Mais à l'époque préhistorique, de multiples dangers
y rendaient tout habitat impossible, dangers menaçant aussi
bien d'en haut que d'en bas : voûtes et falaises s'éboulant,
crues du torrent parfois subites et toujours à craindre.
L'on
y entendait aussi la voix des esprits du fleuve qui bouillonnait furieusement
autour des rocs obstruant le passage. Le mugissement des eaux, amplifié
comme le bruit du tonnerre par la sonorité des voûtes,
devait glacer de terreur l'âme des primitifs totalement dominée
par les superstitions et les phobies d'un instinct encore fruste et
à peine dégagé de l'animalité.
Durant
cette première époque préhistorique fort longue,
les hommes ne semblent avoir été que peu sédentaires,
car, vivant de cueillette et surtout de chasse, ils devaient se déplacer
constamment pour suivre le gibier.
Ce
n'est donc que beaucoup plus tard, c'est à dire au Paléolithique
supérieur (45.000 ? avant notre ère) que des habitations
permanentes furent aménagées dans les grottes du Mouflon
et de l'Ours situées au pied du versant nord de Sidi M'Cid
sur un petit plateau qui, avec ses abrupts, constituait une sorte
de forteresse naturelle.
Les
trouvailles provenant des fouilles opérées par M. Debruge
dans ces grottes emplissent les vitrines de la salle préhistorique
du musée de la ville.

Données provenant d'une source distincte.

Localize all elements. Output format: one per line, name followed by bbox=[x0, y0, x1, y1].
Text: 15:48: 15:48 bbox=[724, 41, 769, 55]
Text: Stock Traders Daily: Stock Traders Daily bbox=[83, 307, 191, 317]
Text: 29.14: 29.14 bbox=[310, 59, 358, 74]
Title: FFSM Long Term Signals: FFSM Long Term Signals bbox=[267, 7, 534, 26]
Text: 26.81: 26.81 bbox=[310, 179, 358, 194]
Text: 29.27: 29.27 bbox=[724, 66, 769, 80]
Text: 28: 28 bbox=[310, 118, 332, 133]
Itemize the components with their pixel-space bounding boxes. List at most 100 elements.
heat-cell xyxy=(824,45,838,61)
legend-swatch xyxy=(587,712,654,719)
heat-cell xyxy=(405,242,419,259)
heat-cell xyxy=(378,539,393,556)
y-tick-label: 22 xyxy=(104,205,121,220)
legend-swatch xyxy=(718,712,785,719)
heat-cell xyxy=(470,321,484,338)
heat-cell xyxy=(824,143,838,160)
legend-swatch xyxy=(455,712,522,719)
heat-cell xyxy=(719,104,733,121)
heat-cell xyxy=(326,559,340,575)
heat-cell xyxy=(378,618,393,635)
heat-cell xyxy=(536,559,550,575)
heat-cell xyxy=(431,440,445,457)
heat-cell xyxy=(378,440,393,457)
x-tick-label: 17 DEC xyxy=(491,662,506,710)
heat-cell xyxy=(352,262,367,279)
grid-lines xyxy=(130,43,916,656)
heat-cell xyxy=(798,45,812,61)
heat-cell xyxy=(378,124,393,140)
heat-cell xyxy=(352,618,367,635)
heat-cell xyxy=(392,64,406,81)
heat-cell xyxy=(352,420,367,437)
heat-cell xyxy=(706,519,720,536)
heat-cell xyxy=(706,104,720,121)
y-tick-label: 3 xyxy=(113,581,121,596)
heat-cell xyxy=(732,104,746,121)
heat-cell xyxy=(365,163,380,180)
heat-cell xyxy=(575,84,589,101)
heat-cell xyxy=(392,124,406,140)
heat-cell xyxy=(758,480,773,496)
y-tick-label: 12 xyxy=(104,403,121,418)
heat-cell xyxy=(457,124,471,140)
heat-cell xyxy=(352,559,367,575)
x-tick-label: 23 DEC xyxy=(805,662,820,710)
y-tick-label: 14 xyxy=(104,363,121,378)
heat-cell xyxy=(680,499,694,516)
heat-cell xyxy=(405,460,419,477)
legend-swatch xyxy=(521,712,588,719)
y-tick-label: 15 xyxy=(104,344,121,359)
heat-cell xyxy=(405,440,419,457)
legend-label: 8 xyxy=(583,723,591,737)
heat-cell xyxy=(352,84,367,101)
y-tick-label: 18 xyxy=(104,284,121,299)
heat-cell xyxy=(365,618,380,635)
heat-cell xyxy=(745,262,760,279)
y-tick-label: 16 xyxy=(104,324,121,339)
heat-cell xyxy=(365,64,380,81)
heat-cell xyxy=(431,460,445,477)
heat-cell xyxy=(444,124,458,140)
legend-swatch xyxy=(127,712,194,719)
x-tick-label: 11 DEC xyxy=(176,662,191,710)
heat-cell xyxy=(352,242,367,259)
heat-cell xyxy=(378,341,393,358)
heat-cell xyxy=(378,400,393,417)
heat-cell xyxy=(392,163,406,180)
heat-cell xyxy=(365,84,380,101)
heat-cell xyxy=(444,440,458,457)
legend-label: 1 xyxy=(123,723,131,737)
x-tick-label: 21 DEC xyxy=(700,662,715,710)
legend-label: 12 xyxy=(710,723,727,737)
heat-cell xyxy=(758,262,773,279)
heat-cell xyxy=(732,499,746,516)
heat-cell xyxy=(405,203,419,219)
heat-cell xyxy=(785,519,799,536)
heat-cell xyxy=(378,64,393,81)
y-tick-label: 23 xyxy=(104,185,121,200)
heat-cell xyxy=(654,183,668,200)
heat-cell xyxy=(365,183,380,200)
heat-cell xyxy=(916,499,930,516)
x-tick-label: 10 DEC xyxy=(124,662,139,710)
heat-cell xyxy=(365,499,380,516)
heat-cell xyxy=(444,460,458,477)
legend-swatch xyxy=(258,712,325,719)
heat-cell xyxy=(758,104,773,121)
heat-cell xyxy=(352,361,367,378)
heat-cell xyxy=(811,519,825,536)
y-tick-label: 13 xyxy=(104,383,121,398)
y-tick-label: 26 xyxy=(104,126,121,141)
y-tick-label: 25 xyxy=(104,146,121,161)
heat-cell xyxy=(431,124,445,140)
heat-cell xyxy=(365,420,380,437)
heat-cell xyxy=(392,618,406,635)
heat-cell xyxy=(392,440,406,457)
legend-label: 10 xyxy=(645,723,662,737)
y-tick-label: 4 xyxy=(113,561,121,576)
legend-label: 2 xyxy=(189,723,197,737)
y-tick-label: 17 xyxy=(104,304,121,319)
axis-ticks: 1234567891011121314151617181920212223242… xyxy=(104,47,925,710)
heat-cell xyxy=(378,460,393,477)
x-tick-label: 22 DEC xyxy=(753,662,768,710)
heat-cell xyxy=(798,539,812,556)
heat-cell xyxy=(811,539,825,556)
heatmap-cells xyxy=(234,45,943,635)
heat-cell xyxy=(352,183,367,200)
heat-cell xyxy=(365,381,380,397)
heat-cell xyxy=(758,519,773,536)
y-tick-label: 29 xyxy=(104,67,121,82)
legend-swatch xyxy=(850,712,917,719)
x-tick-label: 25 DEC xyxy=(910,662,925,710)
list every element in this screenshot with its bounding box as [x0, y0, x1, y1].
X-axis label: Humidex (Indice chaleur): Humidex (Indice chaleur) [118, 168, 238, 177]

Le feu allait être la conquête
essentielle de ces premiers habitants à demi sédentaires
du site constantinois.
Ce
n'est qu'à l'époque capsienne (d'environ 14000 9000
avant notre ère) que les gorges du Rhumel elles aussi abritèrent
des habitants permanents dans la Grotte des Pigeons située
près de l'ascenseur actuel sous le « Boulevard de l'Abîme
». Cet abri, fort bien situé et facile à défendre,
a cependant vraisemblablement servi déjà de poste de
guet et de refuge aux habitants s'abritant dans les grottes du Mouflon
et de l'Ours.
Essayons
d'imaginer dans son cadre, grandiose la vie de ces premiers habitants
nichant dans l'orifice nord des gorges, c'est à dire, dans
la grotte des Pigeons :
Imposante
et trapue, la masse du Rocher émerge d'une féerie de
végétation tropicale où se pourchassent ours,
mouflons, buffles, lions, bovidés aux cornes géantes,
zèbres, hyènes et antilopes. L’exubérance
folle des frondaisons cimentées de lianes abrite aussi la gent
agile et criaillante des singes qui disputent les graines et les fruits
les plus savoureux à des oiseaux au plumage rutilant.
La
nature dans sa solennelle et grandiose sauvagerie est souveraine et
la grande voix de la cascade du Rhumel dévore les mille bruits
de la forêt vierge et jusqu' aux stridents gloussements de la
famille d'hippopotames qui barbotent dans la nappe d'eau au pied de
la cascade.
De
temps en temps un déluge de pluie chaude s'abat du haut des
falaises, et, sous l'action du soleil toujours vainqueur, la forêt
exhale des nuées de vapeurs diaprés d'arcs en ciel mouvants.
Les
troglodytes de la Grotte des Pigeons étaient des gaillards
trapus et solidement charpentés, avec la mâchoire forte
et la peau foncée d'un type avoisinant le négroïde.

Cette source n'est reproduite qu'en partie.